LarMatre 11-06-2007 06:26 PM

Quote:

Originally Posted by pburt16 (Post 15230)
What is the purpose of four G5 internal drives on an intel Mac?

My 2 ... My primary workstation is a G5 DualCore. It has but two internal drive bays, with only one empty. I have the original 250GB drive and added a 1TB. I wish I had four. Why?...

1) Speed. SATA is (I believe) at least 2.5 times faster than FireWire 800.
2) Clean and uncluttered desk, free of external drives.
3) Drive choice. I buy Seagate. They come with a five-year warranty. I've nailed external drive makers in the past who said my drive was out of warranty (their warranty of one year) yet I pointed out to them the drive had a three year warranty. They would have charged me for a new drive, but I made noise and got it for free under the drive's warranty.

LarMatre 11-06-2007 06:34 PM

Quote:

Originally Posted by dnanian (Post 15239)
Personally, I avoid striping, even with a good backup. But that's me.

Dealing with a RAID is risky, I know from experience. So routine backups are essential. But, one really needs a reason to want to set up a RAID ... in your work, would you ever need a RAID, either 0 or 1?

I work on Photoshop files that have grown to 1.7GB ... that's when I wasn't paying attention. But they are often up in the 800MB to 1.2GB range, and there's nothing I can do about those.

I also do video editing. If I didn't need to take the risk with RAIDs, I wouldn't. But it makes a big performance difference for me.

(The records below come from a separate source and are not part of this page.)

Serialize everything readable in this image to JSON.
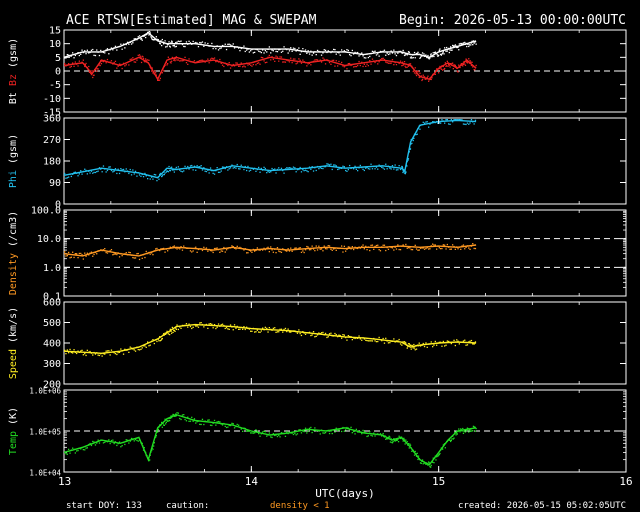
{
  "header": {
    "title": "ACE RTSW[Estimated] MAG & SWEPAM",
    "begin": "Begin: 2026-05-13 00:00:00UTC"
  },
  "footer": {
    "start_doy": "start DOY: 133",
    "caution": "caution:",
    "density_note": "density < 1",
    "created": "created: 2026-05-15 05:02:05UTC"
  },
  "colors": {
    "background": "#000000",
    "axes": "#ffffff",
    "bt": "#ffffff",
    "bz": "#ee2222",
    "phi": "#22c0ee",
    "density": "#ff9922",
    "speed": "#ffee22",
    "temp": "#22dd22"
  },
  "chart_data": {
    "type": "line",
    "xlabel": "UTC(days)",
    "x_ticks": [
      "13",
      "14",
      "15",
      "16"
    ],
    "xlim": [
      13,
      16
    ],
    "panels": [
      {
        "id": "mag",
        "ylabel_parts": [
          "Bt",
          "Bz",
          "(gsm)"
        ],
        "yticks": [
          "15",
          "10",
          "5",
          "0",
          "-5",
          "-10",
          "-15"
        ],
        "ylim": [
          -15,
          15
        ],
        "reference_line": 0,
        "series": [
          {
            "name": "Bt",
            "color_key": "bt",
            "x": [
              13.0,
              13.1,
              13.2,
              13.3,
              13.4,
              13.45,
              13.5,
              13.55,
              13.6,
              13.7,
              13.8,
              13.9,
              14.0,
              14.1,
              14.2,
              14.3,
              14.4,
              14.5,
              14.6,
              14.7,
              14.8,
              14.85,
              14.9,
              14.95,
              15.0,
              15.05,
              15.1,
              15.15,
              15.2
            ],
            "values": [
              5,
              7,
              7,
              9,
              12,
              14,
              11,
              10,
              10,
              10,
              9,
              9,
              8,
              8,
              8,
              7,
              7,
              7,
              6,
              7,
              7,
              6,
              6,
              5,
              7,
              8,
              9,
              10,
              11
            ]
          },
          {
            "name": "Bz",
            "color_key": "bz",
            "x": [
              13.0,
              13.1,
              13.15,
              13.2,
              13.3,
              13.4,
              13.45,
              13.5,
              13.55,
              13.6,
              13.7,
              13.8,
              13.9,
              14.0,
              14.1,
              14.2,
              14.3,
              14.4,
              14.5,
              14.6,
              14.7,
              14.8,
              14.85,
              14.9,
              14.95,
              15.0,
              15.05,
              15.1,
              15.15,
              15.2
            ],
            "values": [
              2,
              3,
              -1,
              4,
              2,
              5,
              3,
              -3,
              4,
              5,
              3,
              4,
              2,
              3,
              5,
              4,
              3,
              4,
              2,
              3,
              4,
              3,
              2,
              -2,
              -3,
              1,
              3,
              1,
              4,
              1
            ]
          }
        ]
      },
      {
        "id": "phi",
        "ylabel_parts": [
          "Phi",
          "(gsm)"
        ],
        "yticks": [
          "360",
          "270",
          "180",
          "90",
          "0"
        ],
        "ylim": [
          0,
          360
        ],
        "series": [
          {
            "name": "Phi",
            "color_key": "phi",
            "x": [
              13.0,
              13.1,
              13.2,
              13.3,
              13.4,
              13.5,
              13.55,
              13.6,
              13.7,
              13.8,
              13.9,
              14.0,
              14.1,
              14.2,
              14.3,
              14.4,
              14.5,
              14.6,
              14.7,
              14.8,
              14.82,
              14.85,
              14.9,
              15.0,
              15.1,
              15.2
            ],
            "values": [
              120,
              135,
              150,
              140,
              130,
              110,
              150,
              145,
              155,
              140,
              160,
              150,
              140,
              145,
              150,
              160,
              150,
              155,
              160,
              150,
              140,
              260,
              330,
              345,
              350,
              345
            ]
          }
        ]
      },
      {
        "id": "density",
        "ylabel_parts": [
          "Density",
          "(/cm3)"
        ],
        "yticks": [
          "100.0",
          "10.0",
          "1.0",
          "0.1"
        ],
        "ylim": [
          0.1,
          100
        ],
        "log": true,
        "reference_lines": [
          10,
          1
        ],
        "series": [
          {
            "name": "Density",
            "color_key": "density",
            "x": [
              13.0,
              13.1,
              13.2,
              13.3,
              13.4,
              13.5,
              13.6,
              13.7,
              13.8,
              13.9,
              14.0,
              14.1,
              14.2,
              14.3,
              14.4,
              14.5,
              14.6,
              14.7,
              14.8,
              14.9,
              15.0,
              15.1,
              15.2
            ],
            "values": [
              3,
              2.5,
              4,
              3,
              2.5,
              4,
              5,
              4.5,
              4,
              5,
              4,
              4.5,
              4,
              4.5,
              5,
              4.5,
              5,
              5,
              5.5,
              5,
              5.5,
              5,
              6
            ]
          }
        ]
      },
      {
        "id": "speed",
        "ylabel_parts": [
          "Speed",
          "(km/s)"
        ],
        "yticks": [
          "600",
          "500",
          "400",
          "300",
          "200"
        ],
        "ylim": [
          200,
          600
        ],
        "series": [
          {
            "name": "Speed",
            "color_key": "speed",
            "x": [
              13.0,
              13.1,
              13.2,
              13.3,
              13.4,
              13.5,
              13.55,
              13.6,
              13.7,
              13.8,
              13.9,
              14.0,
              14.1,
              14.2,
              14.3,
              14.4,
              14.5,
              14.6,
              14.7,
              14.8,
              14.85,
              14.9,
              15.0,
              15.1,
              15.2
            ],
            "values": [
              360,
              355,
              350,
              360,
              380,
              420,
              450,
              480,
              490,
              485,
              480,
              470,
              465,
              460,
              450,
              440,
              430,
              425,
              415,
              405,
              380,
              390,
              400,
              405,
              400
            ]
          }
        ]
      },
      {
        "id": "temp",
        "ylabel_parts": [
          "Temp",
          "(K)"
        ],
        "yticks": [
          "1.0E+06",
          "1.0E+05",
          "1.0E+04"
        ],
        "ylim": [
          10000,
          1000000
        ],
        "log": true,
        "reference_line": 100000,
        "series": [
          {
            "name": "Temp",
            "color_key": "temp",
            "x": [
              13.0,
              13.1,
              13.2,
              13.3,
              13.4,
              13.45,
              13.5,
              13.55,
              13.6,
              13.7,
              13.8,
              13.9,
              14.0,
              14.1,
              14.2,
              14.3,
              14.4,
              14.5,
              14.6,
              14.7,
              14.75,
              14.8,
              14.85,
              14.9,
              14.95,
              15.0,
              15.05,
              15.1,
              15.15,
              15.2
            ],
            "values": [
              30000,
              40000,
              60000,
              50000,
              70000,
              20000,
              120000,
              200000,
              250000,
              180000,
              160000,
              140000,
              100000,
              80000,
              90000,
              110000,
              100000,
              120000,
              90000,
              80000,
              60000,
              70000,
              40000,
              20000,
              15000,
              30000,
              60000,
              100000,
              110000,
              120000
            ]
          }
        ]
      }
    ]
  }
}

pburt16 11-07-2007 09:25 AM

Thanks for the Raid Explanations
 
I appreciate all the advice. My primary reason for exploring Raid options is performance. I am regularly dealing with massive Photoshop and video files.

I think, based on the suggestions, I may wait to implement a Raid solution after I have the means to upgrade to a 4 drive Intel system.

I've invested a lot of money in external drives and don't want to reformat my main hard drives at this time.